The city is inviting all area elected officials to the meeting in Rincon in an effort to resolve the ongoing conflict over service delivery. The state Department of Community Affairs gave Effingham County an extension of the deadline for the verification date of the service delivery strategy to Oct. 31.

In the letter from Mayor Lee to the county, the mayor said the service delivery strategy is “intended to guide planning and services in the county and the municipalities of Rincon, Guyton, and Springfield for the next 10 years. Since that extension was approved by DCA, the county has done nothing different; and apparently has no plans to do anything different.”

The letter further states that Rincon City Council believes asking for mediation will be the only way that the city can get “fair consideration” and the citizens in the surrounding areas get efficient services at a reasonable cost.

Lee said that after months of unproductive meetings with the county, the city had made a “very reasonable written proposal” to the county commissioners requesting changes in the service delivery strategy, but that their proposal had been dismissed by the county.

“We tried to touch anything and everything we could,” Zeigler said. “We’ve been talking about things but haven’t nailed anything down yet.” 

Rincon said that since both the county and the city would be using the same water bought from Savannah Industrial and Domestic Water to provide to their citizens, it was “presumptuous” that the county would think they could provide better and more efficient service to the area immediately around the city of Rincon. 

The mayor said that one of the sticking points with the county is Rincon’s philosophy on annexation.

“We feel that we should reserve the right to require annexation for service,” Lee said. “It is not fair to the current citizens of Rincon to give service outside the city and potentially put them in a position of having to pay.
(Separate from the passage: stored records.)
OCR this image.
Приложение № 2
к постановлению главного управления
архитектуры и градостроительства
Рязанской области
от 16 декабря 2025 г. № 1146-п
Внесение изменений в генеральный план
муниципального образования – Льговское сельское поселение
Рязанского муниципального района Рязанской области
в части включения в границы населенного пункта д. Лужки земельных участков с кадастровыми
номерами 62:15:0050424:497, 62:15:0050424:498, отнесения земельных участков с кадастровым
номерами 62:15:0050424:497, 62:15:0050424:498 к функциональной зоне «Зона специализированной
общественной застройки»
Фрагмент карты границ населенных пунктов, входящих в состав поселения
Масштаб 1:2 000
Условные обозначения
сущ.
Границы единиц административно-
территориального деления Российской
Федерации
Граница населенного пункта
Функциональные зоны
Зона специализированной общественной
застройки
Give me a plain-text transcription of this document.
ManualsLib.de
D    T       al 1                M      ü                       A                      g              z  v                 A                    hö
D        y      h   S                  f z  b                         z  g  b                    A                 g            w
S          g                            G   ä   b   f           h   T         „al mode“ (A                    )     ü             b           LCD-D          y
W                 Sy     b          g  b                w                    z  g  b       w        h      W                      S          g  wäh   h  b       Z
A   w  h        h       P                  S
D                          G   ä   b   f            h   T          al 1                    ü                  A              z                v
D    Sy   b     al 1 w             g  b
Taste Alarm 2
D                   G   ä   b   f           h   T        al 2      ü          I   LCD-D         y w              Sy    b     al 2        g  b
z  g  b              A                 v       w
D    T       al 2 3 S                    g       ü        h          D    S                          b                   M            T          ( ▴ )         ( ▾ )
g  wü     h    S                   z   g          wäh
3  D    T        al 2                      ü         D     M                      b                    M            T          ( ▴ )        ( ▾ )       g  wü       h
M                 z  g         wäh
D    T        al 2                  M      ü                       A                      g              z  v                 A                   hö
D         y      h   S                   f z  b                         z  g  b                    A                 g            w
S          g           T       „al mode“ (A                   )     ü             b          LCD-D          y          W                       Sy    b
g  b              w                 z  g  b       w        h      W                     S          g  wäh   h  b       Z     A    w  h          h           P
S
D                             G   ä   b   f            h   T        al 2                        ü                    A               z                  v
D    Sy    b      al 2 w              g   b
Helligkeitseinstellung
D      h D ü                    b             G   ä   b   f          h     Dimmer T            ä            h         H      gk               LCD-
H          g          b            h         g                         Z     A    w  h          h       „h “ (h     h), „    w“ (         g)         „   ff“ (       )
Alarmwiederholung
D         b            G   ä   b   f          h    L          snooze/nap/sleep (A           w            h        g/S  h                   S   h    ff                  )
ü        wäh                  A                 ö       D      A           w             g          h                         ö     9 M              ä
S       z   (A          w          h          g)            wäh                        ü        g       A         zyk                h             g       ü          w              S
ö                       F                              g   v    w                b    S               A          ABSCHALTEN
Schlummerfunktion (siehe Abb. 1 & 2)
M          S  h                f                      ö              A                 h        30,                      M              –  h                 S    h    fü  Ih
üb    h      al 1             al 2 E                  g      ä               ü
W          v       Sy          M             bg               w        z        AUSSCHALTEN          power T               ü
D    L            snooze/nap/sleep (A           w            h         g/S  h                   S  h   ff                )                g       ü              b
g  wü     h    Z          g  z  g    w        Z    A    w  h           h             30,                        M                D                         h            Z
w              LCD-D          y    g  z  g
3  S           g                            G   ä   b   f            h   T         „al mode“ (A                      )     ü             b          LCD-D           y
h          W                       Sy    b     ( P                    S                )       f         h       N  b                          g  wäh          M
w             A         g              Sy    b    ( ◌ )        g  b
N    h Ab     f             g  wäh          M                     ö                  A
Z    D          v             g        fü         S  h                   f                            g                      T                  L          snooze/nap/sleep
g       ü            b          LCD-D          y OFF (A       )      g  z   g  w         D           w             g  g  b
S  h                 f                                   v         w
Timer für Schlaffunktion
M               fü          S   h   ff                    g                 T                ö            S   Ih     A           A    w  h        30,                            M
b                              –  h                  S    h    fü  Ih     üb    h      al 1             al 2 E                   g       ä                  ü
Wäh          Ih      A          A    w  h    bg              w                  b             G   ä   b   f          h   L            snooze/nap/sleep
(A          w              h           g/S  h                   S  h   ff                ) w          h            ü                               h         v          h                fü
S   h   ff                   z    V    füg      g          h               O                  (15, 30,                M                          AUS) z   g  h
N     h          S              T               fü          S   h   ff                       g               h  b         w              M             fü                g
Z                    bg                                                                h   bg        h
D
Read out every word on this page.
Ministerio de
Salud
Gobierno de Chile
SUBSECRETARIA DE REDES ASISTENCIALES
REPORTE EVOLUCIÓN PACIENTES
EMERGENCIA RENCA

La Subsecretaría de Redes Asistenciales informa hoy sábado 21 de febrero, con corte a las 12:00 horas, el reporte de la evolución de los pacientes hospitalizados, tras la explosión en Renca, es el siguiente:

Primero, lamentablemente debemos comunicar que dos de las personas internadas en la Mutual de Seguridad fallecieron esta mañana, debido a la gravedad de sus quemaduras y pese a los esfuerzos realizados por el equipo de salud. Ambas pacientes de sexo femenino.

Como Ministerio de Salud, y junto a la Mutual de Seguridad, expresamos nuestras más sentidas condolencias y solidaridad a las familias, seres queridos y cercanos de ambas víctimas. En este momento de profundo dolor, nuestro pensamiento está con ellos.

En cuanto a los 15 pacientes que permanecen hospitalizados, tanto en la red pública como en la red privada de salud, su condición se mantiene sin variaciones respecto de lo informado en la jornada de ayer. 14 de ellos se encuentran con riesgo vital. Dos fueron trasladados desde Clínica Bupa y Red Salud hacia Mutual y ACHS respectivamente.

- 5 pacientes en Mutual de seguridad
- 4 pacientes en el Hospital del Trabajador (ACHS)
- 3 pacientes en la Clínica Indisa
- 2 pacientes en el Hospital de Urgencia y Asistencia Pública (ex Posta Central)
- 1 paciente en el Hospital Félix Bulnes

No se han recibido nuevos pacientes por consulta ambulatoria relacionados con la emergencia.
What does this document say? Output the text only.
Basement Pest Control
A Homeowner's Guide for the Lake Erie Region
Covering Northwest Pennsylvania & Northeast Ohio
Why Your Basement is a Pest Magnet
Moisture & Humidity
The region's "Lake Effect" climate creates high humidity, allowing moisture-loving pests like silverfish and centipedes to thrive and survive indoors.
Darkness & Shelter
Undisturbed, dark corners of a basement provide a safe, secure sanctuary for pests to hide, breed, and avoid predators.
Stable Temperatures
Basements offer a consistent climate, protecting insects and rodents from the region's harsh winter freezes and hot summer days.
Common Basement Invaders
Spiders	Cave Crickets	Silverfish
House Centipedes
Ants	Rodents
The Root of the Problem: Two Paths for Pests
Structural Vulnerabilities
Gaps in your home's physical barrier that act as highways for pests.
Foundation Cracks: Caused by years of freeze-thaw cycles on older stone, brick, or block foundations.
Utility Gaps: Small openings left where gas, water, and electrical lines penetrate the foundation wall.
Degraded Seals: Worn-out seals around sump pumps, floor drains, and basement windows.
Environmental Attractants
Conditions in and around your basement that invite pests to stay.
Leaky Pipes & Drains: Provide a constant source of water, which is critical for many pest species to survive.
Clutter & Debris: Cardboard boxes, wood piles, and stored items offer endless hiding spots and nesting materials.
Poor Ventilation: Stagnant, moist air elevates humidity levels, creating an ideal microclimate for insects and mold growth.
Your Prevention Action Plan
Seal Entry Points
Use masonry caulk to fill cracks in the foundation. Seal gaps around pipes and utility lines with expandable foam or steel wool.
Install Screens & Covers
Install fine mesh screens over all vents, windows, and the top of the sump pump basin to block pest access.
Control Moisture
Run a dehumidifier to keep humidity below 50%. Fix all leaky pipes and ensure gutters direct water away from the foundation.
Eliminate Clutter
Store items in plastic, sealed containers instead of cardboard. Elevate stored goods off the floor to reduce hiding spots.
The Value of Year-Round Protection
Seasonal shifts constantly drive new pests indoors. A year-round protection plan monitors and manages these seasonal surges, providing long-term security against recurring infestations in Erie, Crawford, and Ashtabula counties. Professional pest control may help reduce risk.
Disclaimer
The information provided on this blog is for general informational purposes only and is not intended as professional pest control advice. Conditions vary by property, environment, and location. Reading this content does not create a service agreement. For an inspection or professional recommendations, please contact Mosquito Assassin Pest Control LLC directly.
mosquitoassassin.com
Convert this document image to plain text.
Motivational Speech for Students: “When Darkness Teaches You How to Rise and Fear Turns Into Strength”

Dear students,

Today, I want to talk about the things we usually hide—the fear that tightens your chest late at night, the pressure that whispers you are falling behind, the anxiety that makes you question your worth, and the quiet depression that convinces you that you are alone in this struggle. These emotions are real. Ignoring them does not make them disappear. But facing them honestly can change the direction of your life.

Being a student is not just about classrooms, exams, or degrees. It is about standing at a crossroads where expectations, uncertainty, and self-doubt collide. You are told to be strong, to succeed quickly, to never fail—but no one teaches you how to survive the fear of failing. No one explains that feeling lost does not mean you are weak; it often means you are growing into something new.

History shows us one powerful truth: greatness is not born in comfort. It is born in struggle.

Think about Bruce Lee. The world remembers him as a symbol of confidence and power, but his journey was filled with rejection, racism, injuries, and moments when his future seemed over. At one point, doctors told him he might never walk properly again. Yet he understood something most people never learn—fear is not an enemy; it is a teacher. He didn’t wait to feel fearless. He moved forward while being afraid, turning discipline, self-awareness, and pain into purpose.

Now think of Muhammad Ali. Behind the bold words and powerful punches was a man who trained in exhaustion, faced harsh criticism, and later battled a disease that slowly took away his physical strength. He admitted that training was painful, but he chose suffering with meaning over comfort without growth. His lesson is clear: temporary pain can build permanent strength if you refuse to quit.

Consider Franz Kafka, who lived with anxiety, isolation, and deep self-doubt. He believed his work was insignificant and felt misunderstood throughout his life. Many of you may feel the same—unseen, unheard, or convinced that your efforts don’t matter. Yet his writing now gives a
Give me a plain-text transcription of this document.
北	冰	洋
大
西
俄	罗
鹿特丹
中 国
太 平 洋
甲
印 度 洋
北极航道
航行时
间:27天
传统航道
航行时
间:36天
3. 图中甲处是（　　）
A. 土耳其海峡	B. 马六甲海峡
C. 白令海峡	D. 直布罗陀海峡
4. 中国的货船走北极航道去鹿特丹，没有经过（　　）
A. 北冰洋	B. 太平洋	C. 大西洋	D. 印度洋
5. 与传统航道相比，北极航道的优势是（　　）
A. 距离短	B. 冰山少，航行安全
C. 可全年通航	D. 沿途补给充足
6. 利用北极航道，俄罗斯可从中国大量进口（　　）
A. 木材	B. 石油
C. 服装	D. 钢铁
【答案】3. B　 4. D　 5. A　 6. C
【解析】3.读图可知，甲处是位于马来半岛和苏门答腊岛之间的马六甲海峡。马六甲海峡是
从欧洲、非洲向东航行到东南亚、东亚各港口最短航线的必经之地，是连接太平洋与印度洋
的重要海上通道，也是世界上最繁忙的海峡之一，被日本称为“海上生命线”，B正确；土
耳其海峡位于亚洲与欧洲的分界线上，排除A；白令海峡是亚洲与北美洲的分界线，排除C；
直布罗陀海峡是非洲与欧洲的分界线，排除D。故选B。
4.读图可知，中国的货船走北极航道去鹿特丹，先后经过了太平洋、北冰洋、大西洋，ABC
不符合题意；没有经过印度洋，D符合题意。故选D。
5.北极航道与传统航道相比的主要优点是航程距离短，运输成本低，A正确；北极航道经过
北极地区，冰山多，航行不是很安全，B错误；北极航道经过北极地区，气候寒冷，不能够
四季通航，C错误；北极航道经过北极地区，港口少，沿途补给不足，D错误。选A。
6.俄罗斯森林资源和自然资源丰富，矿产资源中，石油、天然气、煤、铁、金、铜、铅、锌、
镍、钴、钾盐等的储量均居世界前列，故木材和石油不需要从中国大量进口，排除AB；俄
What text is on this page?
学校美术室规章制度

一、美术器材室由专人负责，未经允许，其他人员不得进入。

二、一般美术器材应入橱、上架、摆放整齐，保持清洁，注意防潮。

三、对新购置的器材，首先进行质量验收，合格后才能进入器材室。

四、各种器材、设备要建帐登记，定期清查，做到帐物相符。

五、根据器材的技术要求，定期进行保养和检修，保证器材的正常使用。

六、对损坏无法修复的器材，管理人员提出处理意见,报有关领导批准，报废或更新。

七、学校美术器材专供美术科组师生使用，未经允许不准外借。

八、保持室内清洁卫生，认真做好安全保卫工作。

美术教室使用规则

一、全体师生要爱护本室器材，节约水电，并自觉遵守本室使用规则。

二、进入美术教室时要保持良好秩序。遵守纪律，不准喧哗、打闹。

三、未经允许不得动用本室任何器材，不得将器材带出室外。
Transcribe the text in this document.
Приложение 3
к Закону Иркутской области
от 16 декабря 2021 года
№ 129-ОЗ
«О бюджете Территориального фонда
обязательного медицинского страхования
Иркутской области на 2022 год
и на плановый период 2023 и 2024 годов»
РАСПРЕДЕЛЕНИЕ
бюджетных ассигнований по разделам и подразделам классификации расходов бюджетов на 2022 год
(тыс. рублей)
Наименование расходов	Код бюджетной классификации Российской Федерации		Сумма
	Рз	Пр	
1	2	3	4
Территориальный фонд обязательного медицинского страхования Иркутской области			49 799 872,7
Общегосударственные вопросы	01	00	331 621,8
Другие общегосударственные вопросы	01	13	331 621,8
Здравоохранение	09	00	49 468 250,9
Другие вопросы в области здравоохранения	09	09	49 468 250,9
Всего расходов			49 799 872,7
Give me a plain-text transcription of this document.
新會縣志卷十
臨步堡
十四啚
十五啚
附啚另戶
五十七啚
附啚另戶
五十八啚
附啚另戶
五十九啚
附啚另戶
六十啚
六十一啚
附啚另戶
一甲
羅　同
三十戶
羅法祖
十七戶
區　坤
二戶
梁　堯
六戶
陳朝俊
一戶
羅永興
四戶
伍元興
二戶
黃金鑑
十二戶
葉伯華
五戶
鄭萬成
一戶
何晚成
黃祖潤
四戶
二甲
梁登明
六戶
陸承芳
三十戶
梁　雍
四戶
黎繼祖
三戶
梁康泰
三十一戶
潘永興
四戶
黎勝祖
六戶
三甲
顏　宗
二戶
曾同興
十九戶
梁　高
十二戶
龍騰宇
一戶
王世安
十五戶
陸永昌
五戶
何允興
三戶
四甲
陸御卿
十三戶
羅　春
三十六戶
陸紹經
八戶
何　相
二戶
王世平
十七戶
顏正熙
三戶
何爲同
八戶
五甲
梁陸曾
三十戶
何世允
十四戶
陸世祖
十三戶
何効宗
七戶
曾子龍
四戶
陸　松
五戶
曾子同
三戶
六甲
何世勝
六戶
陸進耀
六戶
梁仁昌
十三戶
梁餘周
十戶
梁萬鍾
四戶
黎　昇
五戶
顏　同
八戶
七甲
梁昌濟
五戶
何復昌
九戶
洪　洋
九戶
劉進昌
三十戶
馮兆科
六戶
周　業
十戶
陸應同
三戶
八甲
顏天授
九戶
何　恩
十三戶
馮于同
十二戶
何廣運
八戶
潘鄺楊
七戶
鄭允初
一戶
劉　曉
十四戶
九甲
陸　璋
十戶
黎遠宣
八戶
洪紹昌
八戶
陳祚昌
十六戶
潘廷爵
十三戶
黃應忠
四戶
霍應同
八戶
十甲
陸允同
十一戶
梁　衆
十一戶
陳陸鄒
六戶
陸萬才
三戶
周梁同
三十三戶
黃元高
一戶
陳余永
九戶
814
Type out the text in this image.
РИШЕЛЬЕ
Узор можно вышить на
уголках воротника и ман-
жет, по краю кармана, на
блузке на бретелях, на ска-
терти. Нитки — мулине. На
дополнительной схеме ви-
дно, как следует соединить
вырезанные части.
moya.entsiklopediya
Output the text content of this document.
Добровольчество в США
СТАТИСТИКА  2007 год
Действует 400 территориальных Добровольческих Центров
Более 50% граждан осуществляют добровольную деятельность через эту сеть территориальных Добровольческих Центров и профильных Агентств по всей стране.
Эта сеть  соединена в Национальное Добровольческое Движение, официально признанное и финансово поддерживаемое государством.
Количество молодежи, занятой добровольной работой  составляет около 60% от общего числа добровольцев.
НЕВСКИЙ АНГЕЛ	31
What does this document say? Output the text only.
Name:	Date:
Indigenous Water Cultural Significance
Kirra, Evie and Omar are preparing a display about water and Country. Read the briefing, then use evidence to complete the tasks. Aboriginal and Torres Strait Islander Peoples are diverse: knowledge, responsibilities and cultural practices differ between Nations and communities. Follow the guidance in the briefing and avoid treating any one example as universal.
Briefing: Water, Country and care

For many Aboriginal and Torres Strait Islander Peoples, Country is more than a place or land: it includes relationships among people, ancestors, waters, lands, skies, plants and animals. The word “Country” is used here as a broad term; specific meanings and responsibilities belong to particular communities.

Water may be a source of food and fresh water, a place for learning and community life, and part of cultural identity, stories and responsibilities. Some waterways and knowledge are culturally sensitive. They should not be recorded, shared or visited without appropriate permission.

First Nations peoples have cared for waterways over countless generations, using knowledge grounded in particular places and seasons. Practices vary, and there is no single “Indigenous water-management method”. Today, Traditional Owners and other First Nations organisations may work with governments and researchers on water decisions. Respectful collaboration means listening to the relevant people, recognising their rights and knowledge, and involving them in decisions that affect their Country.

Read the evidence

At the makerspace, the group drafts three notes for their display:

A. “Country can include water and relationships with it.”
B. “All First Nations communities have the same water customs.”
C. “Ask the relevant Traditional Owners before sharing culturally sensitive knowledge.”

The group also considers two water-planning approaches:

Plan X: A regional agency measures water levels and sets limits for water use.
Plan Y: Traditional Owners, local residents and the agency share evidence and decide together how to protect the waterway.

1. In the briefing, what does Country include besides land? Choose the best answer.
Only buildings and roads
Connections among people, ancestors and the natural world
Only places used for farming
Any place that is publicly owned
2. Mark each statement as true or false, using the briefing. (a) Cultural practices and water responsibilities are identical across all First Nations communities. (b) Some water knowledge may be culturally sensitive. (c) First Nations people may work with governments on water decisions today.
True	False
And so we feel very strongly that if we provide service in most cases, we feel like it should be annexed in. Now the commissioners feel very differently about that for some reason.”

Lee pointed out that impact and other service fees are what keep Rincon’s citizens from having to pay property taxes.

In his letter, Lee also said that the county’s put its wastewater treatment plant in a bad location “just outside the city limits,” and the assumption that there are efficiency and cost savings for the county to pump sewage seven miles around the city is “nothing less than a land grab” by the commissioners.

Had the county placed the sewer facility further to the southwest, it might even have had enough customers to pay for it,” Lee said in the letter.

“As it is, the plant is inefficient and too expensive for the county to operate. The only thing strategic about its placement was the attempt to blockade the City of Rincon.”

The letter also cited Rincon’s willingness to send police and fire personnel to assist with incidents outside of the city limits and talks about the growth of Rincon and the record of annexations into the city.

The letter also claimed that Rincon has a good economy and that is why, “the county is trying to take over the services and control of the surrounding area.”

If the last attempt at negotiation fails, the city said “court action may be necessary to resolve this concern.”

The city is asking that the county draw the service area boundary line the same distance from Rincon’s city limits as it has been drawn around Springfield and Guyton. The city says then it can support the completion of this project.

“We’re still far apart on an agreement, I’m afraid,” Lee said. “I want our relationship (with the county) to be a good working relationship that will benefit all the citizens of this county, not just the citizens of Rincon, and not just the unincorporated areas. We need to be working together and we need to be working together for the benefit of all the citizens. And that means servicing these areas in the most economical, beneficial way that will benefit the citizens financially — not encumber the citizens with a financial obligation this is unnecessary. Whoever is best suited to serve areas by proximity, economics, by all the factors that would best determine, then that’s what we need to do.”

Said Zeigler: “We are all about to get a lesson in service delivery strategy.”